Unutarak bir şey yiyen kimse, orucunun bozulduğunu zannederek bilerek yemeğe devam etse ne lazım gelir?
Peygamber Efendimiz, “Bir kimse oruçlu oldugunu unutarak yer, içerse orucunu tamamlasın, bozmasın. Çünkü onu, Allâh yedirmis, içirmistir.” buyurmustur (Buhari, Savm, 26; Müslim, Sıyâm, 17).
Unutarak bir şey yiyen kimse artık orucunun bozulduğunu sanarak yemeğe devam etse üzerine keffaret lazım gelmez. Yani bozduğu orucu ramazan ayından sonra tutar.
Kefaret orucu ne demek veya keffaret orucu nasıl tutulur?
Keffâret, Müslüman bir köleyi âzâd etmektir. Bulamazsa, kazâ günü dışında ard arda altmış gün oruç tutmaktır. Buna gücü yetmezse, gıdâ maddesinden, birer avuç olmak üzere, altmış fakire keffâret vermekten ibarettir.

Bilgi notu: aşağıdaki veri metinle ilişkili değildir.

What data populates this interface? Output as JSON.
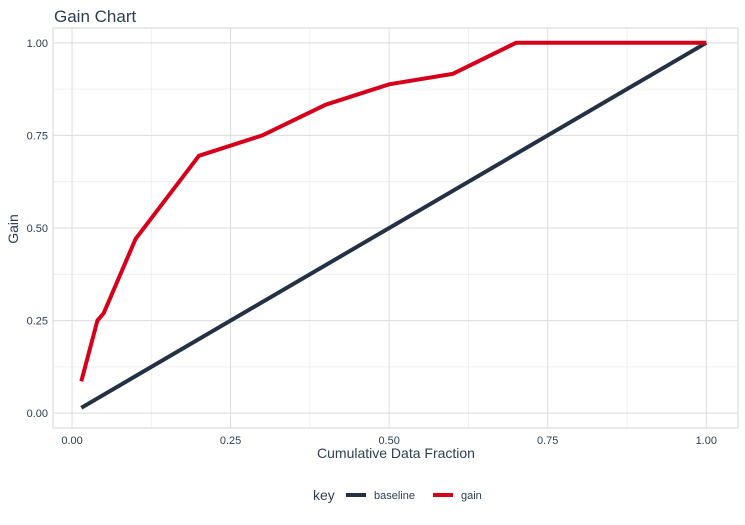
{
  "chart_data": {
    "type": "line",
    "title": "Gain Chart",
    "xlabel": "Cumulative Data Fraction",
    "ylabel": "Gain",
    "xlim": [
      -0.03,
      1.05
    ],
    "ylim": [
      -0.04,
      1.04
    ],
    "x_ticks": [
      0.0,
      0.25,
      0.5,
      0.75,
      1.0
    ],
    "x_tick_labels": [
      "0.00",
      "0.25",
      "0.50",
      "0.75",
      "1.00"
    ],
    "y_ticks": [
      0.0,
      0.25,
      0.5,
      0.75,
      1.0
    ],
    "y_tick_labels": [
      "0.00",
      "0.25",
      "0.50",
      "0.75",
      "1.00"
    ],
    "grid": true,
    "legend": {
      "title": "key",
      "position": "bottom"
    },
    "series": [
      {
        "name": "baseline",
        "color": "#233142",
        "x": [
          0.0146,
          1.0
        ],
        "y": [
          0.0146,
          1.0
        ]
      },
      {
        "name": "gain",
        "color": "#d7001a",
        "x": [
          0.0146,
          0.04,
          0.05,
          0.1,
          0.2,
          0.3,
          0.4,
          0.5,
          0.6,
          0.7,
          0.8,
          0.9,
          1.0
        ],
        "y": [
          0.086,
          0.25,
          0.27,
          0.47,
          0.695,
          0.75,
          0.833,
          0.888,
          0.916,
          1.0,
          1.0,
          1.0,
          1.0
        ]
      }
    ]
  }
}
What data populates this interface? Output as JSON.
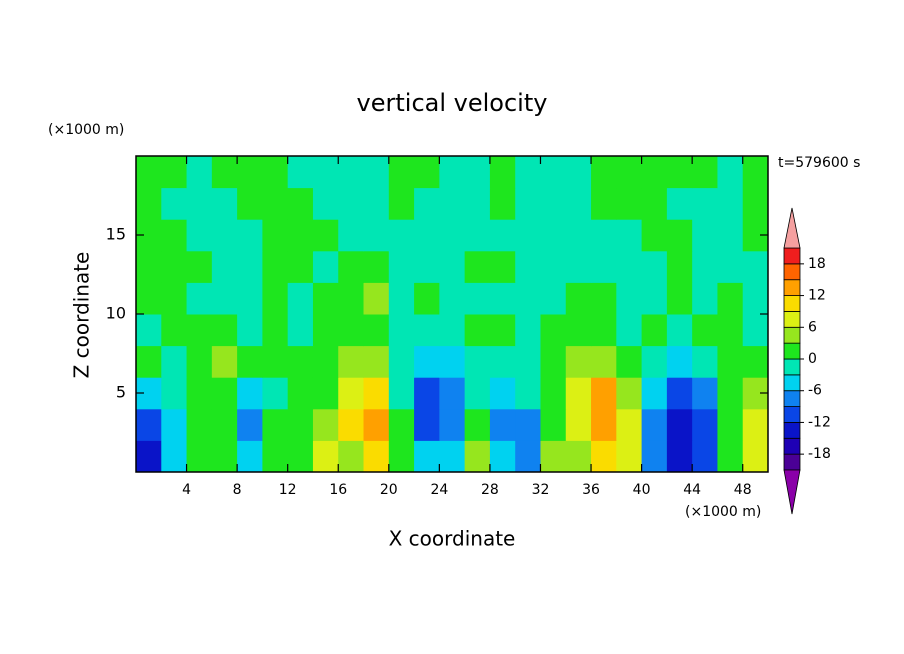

Ramazan’da bile bile yemek yiyip bir şeyler içmek ve cinsel ilişkide bulunmak orucu bozduğu gibi keffaret gerektirir. Bu keffaretin peşi peşine olması şarttır. Kısaca ifade etmek gerekirse, bir şey yiyip içme ve cinsel ilişkide bulunmayla, bu kapsamda değerlendirilen şeyler orucu bozar. Bunlar bilinçli ve kasten olursa orucu bozdukları gibi keffaret gerektirirler. Ancak unutarak bunları yapan bir kimse, ne yaptığının farkına vardığı an bunları terk ederse orucu bozulmayacağı için kaza ve keffaret orucu tutmasına gerek yoktur.
Oruç nedir?
Oruç, imsak vakti dediğimiz fecr-i sâdık (ikinci fecir) zamanından güneşin batışına kadar geçen süre içinde hiçbir şey yememek, içmemek, cinsî muamelede bulunmamak demektir.
Oruç, kelime olarak, Farsçadan Türkçeye girmiş bir isimdir. Kelimenin aslı “ruze”dir. Türkçede “oruze” şeklinde kullanılırken, zamanla “oruç” hâlini almıştır. Arapçadaki karşılığı savm ve siyâm kelimeleridir.
Oruç tutmaya imsâk de denir. İmsâk, nefsi, meylettiği şeylerden uzak tutmak, onları yapmamak mânasındadır. İmsâkin mukabili iftar kelimesidir ki, oruç açmak, oruç bozmak mânalarına gelir.